Often when working in the church world, you get asked by church members that admire your work or by other churches if you freelance. Freelancing can be a rewarding but also scary step. We’ve put together this short list of tips for new and aspiring freelancers that want to get ahead in the game.
Value vs. Hourly Pricing
Price 100% based on the client and the client’s needs. Always use value-based pricing even if you know it only takes an hour an hour to complete the project. Never have public pricing info except for minimum engagements.
Exposure Bucks and “Future Work”
Never give discounts based on vague promises of future work because 90% of the time; it’s just a trick to get you to go lower. The only exception is to:
- Have firm long term contracts.
- Charge full price plus some on the first and offer a lower price on future engagements.
When negotiating round numbers ($20) means I’m open to another offer. Exact numbers ($19.53) indicates that’s my final offer.
Never take an opening offer seriously because experienced negotiators always start with an exaggerated anchor to throw their counterpart off guard. No one ever shows all their cards as soon as they come to the table. They are typically hiding three pieces of information that, if known by you, would completely change the negotiation. Spend the time to figure out what the real reasons for the project and value it will bring then use that to play the game. When negotiating round numbers ($20) means I’m open to another offer. Exact numbers ($19.53) indicates that’s my final offer.
Make a Profit!
Another thing to remember is that you need to make a profit. Figure up all your expenses and add a profit margin based on experience. Many clients undervalue you because they are used to paying employees. It may be perfectly acceptable to pay a web designer employee $25/h, but for a freelancer, they’d need to pay $50/h to cover their extra expenses. There is a high cost of doing business as a freelancer and additional taxes that are typically covered by your employer.
Take Advantage Of Your Time
It doesn’t matter if your family is starving, and you’re about to be kicked out of your house. Never signal to your opponent that you want the deal to close.
Never let time work against you. When time is against you, you make compromises. It doesn’t matter if your family is starving, and you’re about to be kicked out of your house. Never signal to your opponent that you want the deal to close. NEVER. As a freelancer, you have an advantage because, more than likely, the client wants the job done by a specific date. You can use that to help close the deal faster.

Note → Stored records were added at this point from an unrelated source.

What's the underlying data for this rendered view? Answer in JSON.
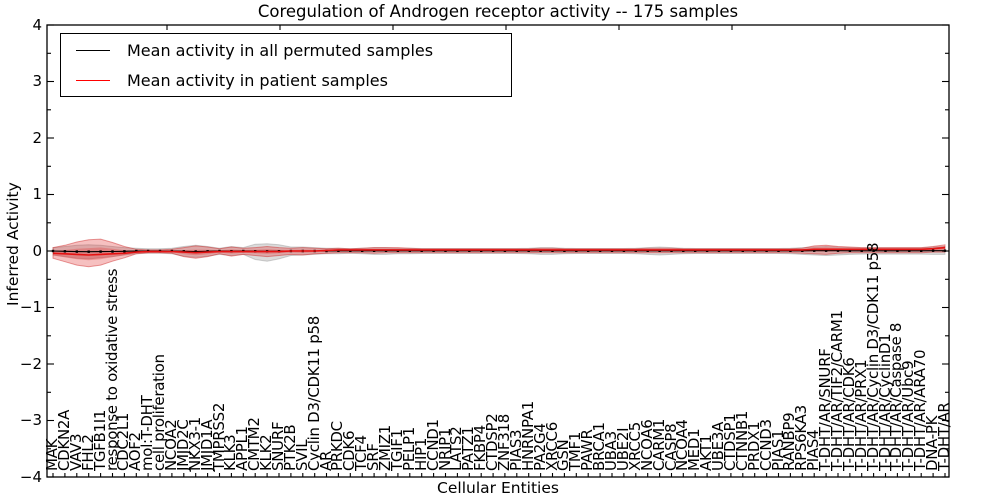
{
  "title": "Coregulation of Androgen receptor activity -- 175 samples",
  "legend": {
    "entries": [
      {
        "label": "Mean activity in all permuted samples",
        "color": "#000000"
      },
      {
        "label": "Mean activity in patient samples",
        "color": "#ff0000"
      }
    ]
  },
  "axes": {
    "ylabel": "Inferred Activity",
    "xlabel": "Cellular Entities",
    "ytick_labels": [
      "4",
      "3",
      "2",
      "1",
      "0",
      "−1",
      "−2",
      "−3",
      "−4"
    ],
    "ytick_values": [
      4,
      3,
      2,
      1,
      0,
      -1,
      -2,
      -3,
      -4
    ],
    "yminor_values": [
      3.5,
      2.5,
      1.5,
      0.5,
      -0.5,
      -1.5,
      -2.5,
      -3.5
    ],
    "ylim": [
      -4,
      4
    ]
  },
  "colors": {
    "patient_line": "#e51212",
    "patient_band_fill": "rgba(225,45,45,0.30)",
    "patient_band_edge": "rgba(205,35,35,0.45)",
    "permuted_line": "#000000",
    "permuted_band_fill": "rgba(125,125,125,0.28)",
    "permuted_band_edge": "rgba(110,110,110,0.30)",
    "frame": "#000000"
  },
  "chart_data": {
    "type": "line",
    "title": "Coregulation of Androgen receptor activity -- 175 samples",
    "xlabel": "Cellular Entities",
    "ylabel": "Inferred Activity",
    "ylim": [
      -4,
      4
    ],
    "n_samples": 175,
    "grid": false,
    "legend_position": "upper left",
    "categories": [
      "MAK",
      "CDKN2A",
      "VAV3",
      "FHL2",
      "TGFB1I1",
      "response to oxidative stress",
      "CDC2L1",
      "AOF2",
      "mol:T-DHT",
      "cell proliferation",
      "NCOA2",
      "JMJD2C",
      "NKX3-1",
      "JMJD1A",
      "TMPRSS2",
      "KLK3",
      "APPL1",
      "CMTM2",
      "KLK2",
      "SNURF",
      "PTK2B",
      "SVIL",
      "Cyclin D3/CDK11 p58",
      "AR",
      "PRKDC",
      "CDK6",
      "TCF4",
      "SRF",
      "ZMIZ1",
      "TGIF1",
      "PELP1",
      "HIP1",
      "CCND1",
      "NRIP1",
      "LATS2",
      "PATZ1",
      "FKBP4",
      "CTDSP2",
      "ZNF318",
      "PIAS3",
      "HNRNPA1",
      "PA2G4",
      "XRCC6",
      "GSN",
      "TMF1",
      "PAWR",
      "BRCA1",
      "UBA3",
      "UBE2I",
      "XRCC5",
      "NCOA6",
      "CARM1",
      "CASP8",
      "NCOA4",
      "MED1",
      "AKT1",
      "UBE3A",
      "CTDSP1",
      "CTNNB1",
      "PRDX1",
      "CCND3",
      "PIAS1",
      "RANBP9",
      "RPS6KA3",
      "PIAS4",
      "T-DHT/AR/SNURF",
      "T-DHT/AR/TIF2/CARM1",
      "T-DHT/AR/CDK6",
      "T-DHT/AR/PRX1",
      "T-DHT/AR/Cyclin D3/CDK11 p58",
      "T-DHT/AR/CyclinD1",
      "T-DHT/AR/Caspase 8",
      "T-DHT/AR/Ubc9",
      "T-DHT/AR/ARA70",
      "DNA-PK",
      "T-DHT/AR"
    ],
    "series": [
      {
        "name": "Mean activity in all permuted samples",
        "color": "#000000",
        "values": [
          0,
          -0.005,
          -0.01,
          -0.012,
          -0.01,
          -0.008,
          -0.005,
          0,
          0,
          0,
          0,
          -0.005,
          -0.008,
          -0.005,
          0,
          -0.003,
          0,
          -0.004,
          -0.006,
          -0.004,
          0,
          0,
          0,
          0,
          0.003,
          0.003,
          0.003,
          0.004,
          0.004,
          0.003,
          0.003,
          0.003,
          0.003,
          0.003,
          0.003,
          0.003,
          0.003,
          0.003,
          0.003,
          0.003,
          0.003,
          0.003,
          0.003,
          0.003,
          0.003,
          0.003,
          0.003,
          0.003,
          0.003,
          0.003,
          0.003,
          0.003,
          0.003,
          0.003,
          0.003,
          0.003,
          0.003,
          0.003,
          0.003,
          0.003,
          0.003,
          0.003,
          0.003,
          0.004,
          0.005,
          0.005,
          0.005,
          0.004,
          0.004,
          0.004,
          0.004,
          0.004,
          0.004,
          0.004,
          0.005,
          0.006
        ]
      },
      {
        "name": "Mean activity in patient samples",
        "color": "#ff0000",
        "values": [
          -0.04,
          -0.05,
          -0.06,
          -0.07,
          -0.06,
          -0.05,
          -0.04,
          -0.02,
          -0.01,
          -0.01,
          -0.01,
          -0.02,
          -0.03,
          -0.02,
          -0.01,
          -0.01,
          -0.01,
          -0.01,
          -0.01,
          -0.01,
          0,
          0,
          0,
          0.01,
          0.02,
          0.02,
          0.02,
          0.02,
          0.02,
          0.02,
          0.02,
          0.02,
          0.02,
          0.02,
          0.02,
          0.02,
          0.02,
          0.02,
          0.02,
          0.02,
          0.02,
          0.02,
          0.02,
          0.02,
          0.02,
          0.02,
          0.02,
          0.02,
          0.02,
          0.02,
          0.02,
          0.02,
          0.02,
          0.02,
          0.02,
          0.02,
          0.02,
          0.02,
          0.02,
          0.02,
          0.02,
          0.02,
          0.02,
          0.02,
          0.03,
          0.03,
          0.03,
          0.03,
          0.03,
          0.03,
          0.03,
          0.03,
          0.03,
          0.03,
          0.04,
          0.06
        ]
      }
    ],
    "bands": [
      {
        "name": "permuted samples range",
        "upper": [
          0.06,
          0.08,
          0.1,
          0.11,
          0.1,
          0.08,
          0.06,
          0.05,
          0.04,
          0.04,
          0.05,
          0.08,
          0.1,
          0.08,
          0.05,
          0.08,
          0.06,
          0.12,
          0.13,
          0.11,
          0.07,
          0.07,
          0.06,
          0.05,
          0.05,
          0.04,
          0.05,
          0.06,
          0.06,
          0.05,
          0.05,
          0.045,
          0.045,
          0.045,
          0.045,
          0.045,
          0.045,
          0.045,
          0.045,
          0.045,
          0.05,
          0.06,
          0.06,
          0.05,
          0.045,
          0.045,
          0.045,
          0.045,
          0.045,
          0.05,
          0.06,
          0.07,
          0.06,
          0.05,
          0.045,
          0.045,
          0.045,
          0.045,
          0.045,
          0.045,
          0.045,
          0.045,
          0.05,
          0.06,
          0.07,
          0.08,
          0.07,
          0.06,
          0.055,
          0.055,
          0.055,
          0.055,
          0.055,
          0.055,
          0.07,
          0.08
        ],
        "lower": [
          -0.07,
          -0.1,
          -0.13,
          -0.14,
          -0.12,
          -0.1,
          -0.07,
          -0.05,
          -0.04,
          -0.04,
          -0.05,
          -0.09,
          -0.11,
          -0.09,
          -0.06,
          -0.08,
          -0.06,
          -0.15,
          -0.18,
          -0.14,
          -0.08,
          -0.07,
          -0.06,
          -0.05,
          -0.05,
          -0.04,
          -0.05,
          -0.06,
          -0.06,
          -0.05,
          -0.05,
          -0.045,
          -0.045,
          -0.045,
          -0.045,
          -0.045,
          -0.045,
          -0.045,
          -0.045,
          -0.045,
          -0.05,
          -0.06,
          -0.06,
          -0.05,
          -0.045,
          -0.045,
          -0.045,
          -0.045,
          -0.045,
          -0.05,
          -0.06,
          -0.07,
          -0.06,
          -0.05,
          -0.045,
          -0.045,
          -0.045,
          -0.045,
          -0.045,
          -0.045,
          -0.045,
          -0.045,
          -0.05,
          -0.06,
          -0.07,
          -0.08,
          -0.07,
          -0.06,
          -0.055,
          -0.055,
          -0.055,
          -0.055,
          -0.055,
          -0.055,
          -0.06,
          -0.06
        ]
      },
      {
        "name": "patient samples range",
        "upper": [
          0.06,
          0.1,
          0.16,
          0.2,
          0.21,
          0.15,
          0.08,
          0.03,
          0.02,
          0.02,
          0.03,
          0.06,
          0.09,
          0.07,
          0.04,
          0.07,
          0.05,
          0.06,
          0.08,
          0.06,
          0.05,
          0.06,
          0.05,
          0.04,
          0.05,
          0.04,
          0.05,
          0.06,
          0.06,
          0.06,
          0.05,
          0.04,
          0.04,
          0.04,
          0.04,
          0.04,
          0.04,
          0.04,
          0.04,
          0.04,
          0.04,
          0.05,
          0.05,
          0.04,
          0.04,
          0.04,
          0.04,
          0.04,
          0.04,
          0.04,
          0.05,
          0.05,
          0.05,
          0.04,
          0.04,
          0.04,
          0.04,
          0.04,
          0.04,
          0.04,
          0.04,
          0.04,
          0.04,
          0.05,
          0.09,
          0.1,
          0.08,
          0.07,
          0.06,
          0.06,
          0.06,
          0.06,
          0.06,
          0.06,
          0.08,
          0.11
        ],
        "lower": [
          -0.13,
          -0.19,
          -0.25,
          -0.28,
          -0.25,
          -0.18,
          -0.12,
          -0.05,
          -0.03,
          -0.03,
          -0.04,
          -0.1,
          -0.13,
          -0.1,
          -0.05,
          -0.09,
          -0.06,
          -0.08,
          -0.1,
          -0.08,
          -0.06,
          -0.07,
          -0.05,
          -0.04,
          -0.03,
          -0.03,
          -0.03,
          -0.04,
          -0.03,
          -0.03,
          -0.03,
          -0.03,
          -0.03,
          -0.03,
          -0.03,
          -0.03,
          -0.03,
          -0.03,
          -0.03,
          -0.03,
          -0.03,
          -0.03,
          -0.03,
          -0.03,
          -0.03,
          -0.03,
          -0.03,
          -0.03,
          -0.03,
          -0.03,
          -0.03,
          -0.03,
          -0.03,
          -0.03,
          -0.03,
          -0.03,
          -0.03,
          -0.03,
          -0.03,
          -0.03,
          -0.03,
          -0.03,
          -0.03,
          -0.04,
          -0.05,
          -0.06,
          -0.04,
          -0.03,
          -0.03,
          -0.03,
          -0.03,
          -0.03,
          -0.03,
          -0.03,
          -0.02,
          -0.02
        ]
      }
    ]
  }
}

“You need to lower your prices.” – Client
As long as you’re still in business, you can never be overpriced or overvaluing yourself. There’s plenty of people charging $5 for a logo and plenty changing 5 million. The difference isn’t the amount of time spent or tools used but the amount of value and brand security. You are not for everyone. Find your tribe and focus on offering the best service possible to your tribe of people. When the client truly values your work, they’ll pay for it. (Thank you founding fathers for making the USA a free market nation!)
Your First Project
There are lots of variables involved, so for your first project, I’d recommend asking them to make the first offer and going from there. You won’t be able to charge the same as someone just as good as you that has an extensive client list and portfolio. Your first few projects will be less than what you’re worth, so expect that and take it as an opportunity for building your portfolio.